10b. Entire Agreement

This Agreement constitutes the entire understanding between the Client and the Company with respect to the subject matter hereof and supersedes all prior agreements, discussions, negotiations, and understandings, whether oral or written.

10c. Waiver

The failure of either party to enforce any provision of this Agreement shall not be construed as a waiver or limitation of that party’s right to subsequently enforce and compel strict compliance with every provision of this Agreement.

10d. Severability

If any provision of this Agreement is held invalid or unenforceable by a court of competent jurisdiction, the remaining provisions will nevertheless remain in full force and effect.

11. Acceptance of Terms

By booking our services, the Client acknowledges that they have read, understood, and agreed to these Terms and Conditions in their entirety.

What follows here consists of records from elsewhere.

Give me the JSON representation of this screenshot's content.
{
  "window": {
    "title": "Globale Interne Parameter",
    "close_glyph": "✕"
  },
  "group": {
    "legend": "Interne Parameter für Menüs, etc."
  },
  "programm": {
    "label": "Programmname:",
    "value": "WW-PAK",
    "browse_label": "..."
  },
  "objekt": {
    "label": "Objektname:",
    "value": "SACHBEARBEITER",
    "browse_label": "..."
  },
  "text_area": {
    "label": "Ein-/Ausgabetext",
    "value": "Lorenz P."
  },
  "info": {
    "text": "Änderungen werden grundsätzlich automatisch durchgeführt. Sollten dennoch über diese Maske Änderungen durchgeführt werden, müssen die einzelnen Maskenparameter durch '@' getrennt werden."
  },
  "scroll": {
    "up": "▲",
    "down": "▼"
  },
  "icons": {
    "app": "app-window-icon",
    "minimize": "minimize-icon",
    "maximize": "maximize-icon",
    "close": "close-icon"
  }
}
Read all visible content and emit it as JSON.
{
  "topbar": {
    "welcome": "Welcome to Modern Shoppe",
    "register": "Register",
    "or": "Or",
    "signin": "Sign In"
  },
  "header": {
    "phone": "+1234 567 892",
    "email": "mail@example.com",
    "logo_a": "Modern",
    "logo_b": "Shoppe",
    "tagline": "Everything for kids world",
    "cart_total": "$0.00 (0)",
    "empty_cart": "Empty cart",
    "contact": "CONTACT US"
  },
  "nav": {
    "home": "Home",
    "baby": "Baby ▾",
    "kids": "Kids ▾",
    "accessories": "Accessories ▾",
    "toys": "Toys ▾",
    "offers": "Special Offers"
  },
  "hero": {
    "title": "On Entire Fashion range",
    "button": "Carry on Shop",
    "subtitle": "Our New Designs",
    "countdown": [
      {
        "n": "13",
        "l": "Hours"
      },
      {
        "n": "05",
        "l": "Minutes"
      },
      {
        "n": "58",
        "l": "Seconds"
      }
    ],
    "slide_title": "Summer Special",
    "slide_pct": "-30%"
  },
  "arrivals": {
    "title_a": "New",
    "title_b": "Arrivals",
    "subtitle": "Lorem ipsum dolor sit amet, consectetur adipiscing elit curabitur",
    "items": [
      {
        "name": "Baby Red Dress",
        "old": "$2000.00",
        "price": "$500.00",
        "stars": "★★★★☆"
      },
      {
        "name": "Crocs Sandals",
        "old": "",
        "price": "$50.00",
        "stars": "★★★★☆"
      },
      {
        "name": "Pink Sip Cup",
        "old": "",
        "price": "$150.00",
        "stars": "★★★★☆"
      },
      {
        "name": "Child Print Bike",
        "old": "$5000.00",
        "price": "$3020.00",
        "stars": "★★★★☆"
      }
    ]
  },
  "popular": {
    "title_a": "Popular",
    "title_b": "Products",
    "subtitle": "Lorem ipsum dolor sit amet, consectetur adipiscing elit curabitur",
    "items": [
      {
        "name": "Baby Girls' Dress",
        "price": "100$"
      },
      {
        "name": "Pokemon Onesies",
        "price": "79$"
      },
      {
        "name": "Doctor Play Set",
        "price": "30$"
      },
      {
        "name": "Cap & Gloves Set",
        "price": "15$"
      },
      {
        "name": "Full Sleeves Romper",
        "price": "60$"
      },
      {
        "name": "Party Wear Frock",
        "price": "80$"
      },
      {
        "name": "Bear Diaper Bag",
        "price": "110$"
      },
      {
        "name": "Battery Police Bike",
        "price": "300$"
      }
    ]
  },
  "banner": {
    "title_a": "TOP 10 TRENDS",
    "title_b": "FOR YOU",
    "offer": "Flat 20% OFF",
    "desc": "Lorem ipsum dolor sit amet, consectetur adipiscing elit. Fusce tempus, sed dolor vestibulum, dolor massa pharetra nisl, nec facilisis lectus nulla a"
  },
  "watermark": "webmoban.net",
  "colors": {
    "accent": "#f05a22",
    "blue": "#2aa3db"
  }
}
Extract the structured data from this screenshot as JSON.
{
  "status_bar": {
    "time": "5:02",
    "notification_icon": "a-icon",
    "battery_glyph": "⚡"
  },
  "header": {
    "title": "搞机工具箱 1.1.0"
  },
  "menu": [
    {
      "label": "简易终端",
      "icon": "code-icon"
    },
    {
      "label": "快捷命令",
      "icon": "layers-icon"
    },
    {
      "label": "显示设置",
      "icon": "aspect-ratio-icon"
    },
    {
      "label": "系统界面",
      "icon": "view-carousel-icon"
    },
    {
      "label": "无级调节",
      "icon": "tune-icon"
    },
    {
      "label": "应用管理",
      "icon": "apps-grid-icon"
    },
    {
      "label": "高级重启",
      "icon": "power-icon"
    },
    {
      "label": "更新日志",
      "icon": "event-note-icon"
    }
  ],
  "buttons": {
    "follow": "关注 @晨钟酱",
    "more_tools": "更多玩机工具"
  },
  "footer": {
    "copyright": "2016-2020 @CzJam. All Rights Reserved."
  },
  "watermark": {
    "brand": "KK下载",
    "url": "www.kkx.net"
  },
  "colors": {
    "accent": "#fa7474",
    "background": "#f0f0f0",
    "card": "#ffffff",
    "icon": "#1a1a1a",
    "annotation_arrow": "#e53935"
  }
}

12. Content Download and Storage

The download links for your content will typically remain valid for up to 1 year from the date of receipt. However, this is not a guarantee, and due to unforeseen technical glitches or other unexpected issues, the links may become invalid before the 1-year period ends. We strongly recommend that you download your content/assets as soon as you receive the email with the download links. Once the content is made available, it is the Client’s responsibility to download and store their content securely. We will not be held responsible for maintaining backups or ensuring continued access to content.